Métaphore de la Grenouille

 

Métaphore pour démontrer la situation actuelle de l’humain.

 

Imaginez une marmite remplie d’eau froide dans laquelle nage tranquillement une grenouille.

Le feu est allumé sous la marmite, l’eau chauffe doucement.

Elle est bientôt tiède.

La grenouille trouve cela plutôt agréable et continue à nager.

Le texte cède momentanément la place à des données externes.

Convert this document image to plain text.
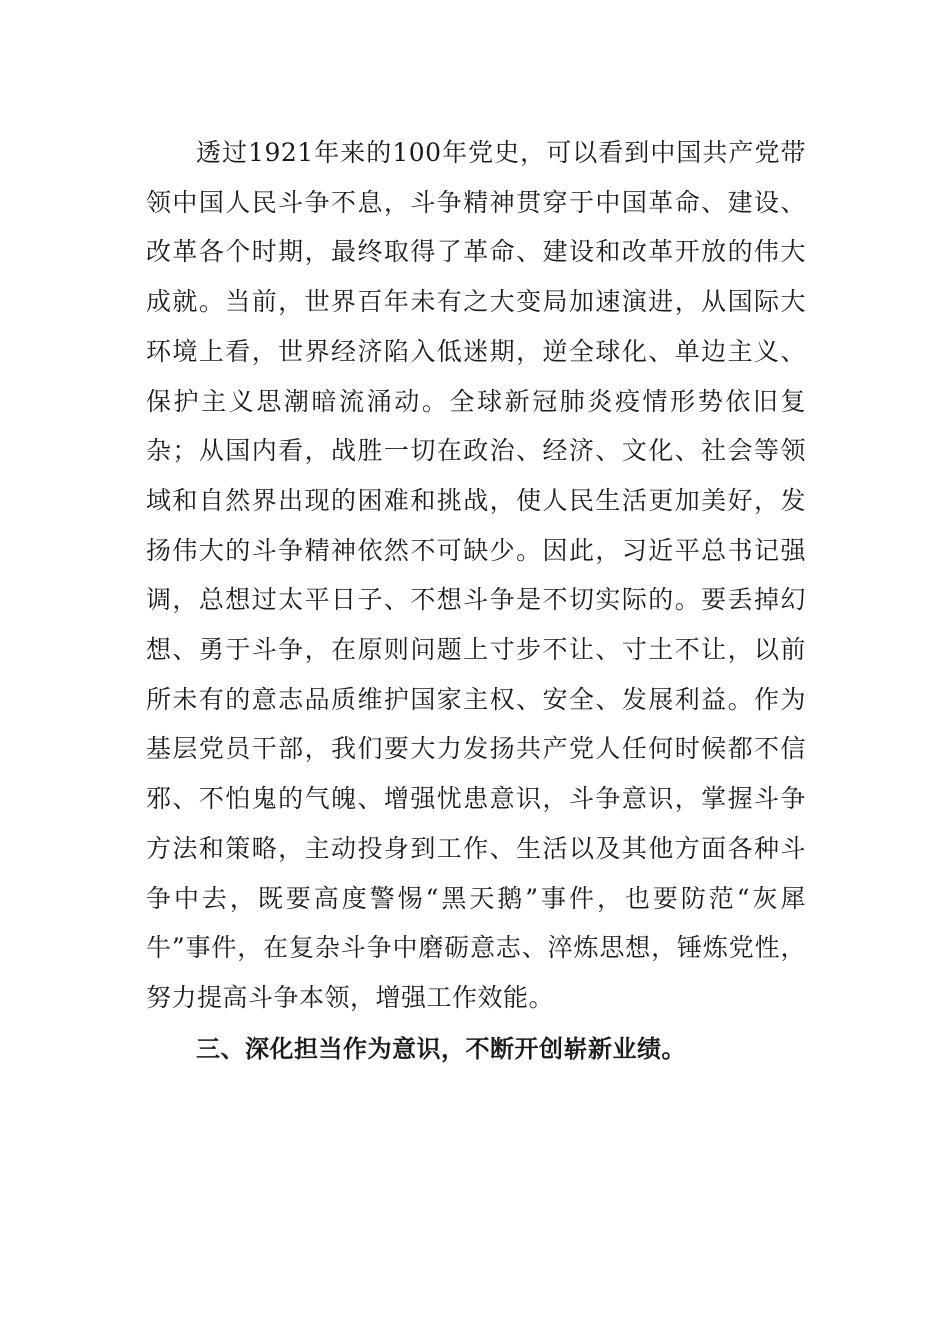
透过1921年来的100年党史，可以看到中国共产党带领中国人民斗争不息，斗争精神贯穿于中国革命、建设、改革各个时期，最终取得了革命、建设和改革开放的伟大成就。当前，世界百年未有之大变局加速演进，从国际大环境上看，世界经济陷入低迷期，逆全球化、单边主义、保护主义思潮暗流涌动。全球新冠肺炎疫情形势依旧复杂；从国内看，战胜一切在政治、经济、文化、社会等领域和自然界出现的困难和挑战，使人民生活更加美好，发扬伟大的斗争精神依然不可缺少。因此，习近平总书记强调，总想过太平日子、不想斗争是不切实际的。要丢掉幻想、勇于斗争，在原则问题上寸步不让、寸土不让，以前所未有的意志品质维护国家主权、安全、发展利益。作为基层党员干部，我们要大力发扬共产党人任何时候都不信邪、不怕鬼的气魄、增强忧患意识，斗争意识，掌握斗争方法和策略，主动投身到工作、生活以及其他方面各种斗争中去，既要高度警惕“黑天鹅”事件，也要防范“灰犀牛”事件，在复杂斗争中磨砺意志、淬炼思想，锤炼党性，努力提高斗争本领，增强工作效能。

三、深化担当作为意识，不断开创崭新业绩。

La température continue à grimper.

L’eau est maintenant chaude. C’est un peu plus que n’apprécie la grenouille, ça la fatigue un peu, mais elle ne s’affole pas pour autant. L’eau est cette fois vraiment chaude. La grenouille commence à trouver cela désagréable, mais elle s’est affaiblie, alors elle supporte et ne fait rien ;

La température continue à monter jusqu’au moment où la grenouille va tout simplement finir par cuire et mourir.

 

Si la même grenouille avait été plongée directement dans l’eau à 50°C, elle aurait immédiatement donné le coup de patte adéquat qui l’aurait éjectée aussitôt de la marmite.

 

Cette expérience montre que, lorsqu’un changement s’effectue d’une manière suffisamment lente, il échappe à la conscience et ne suscite la plupart du temps aucune réaction, aucune opposition, aucune révolte.

 

L’humanité actuelle est comme cette grenouille.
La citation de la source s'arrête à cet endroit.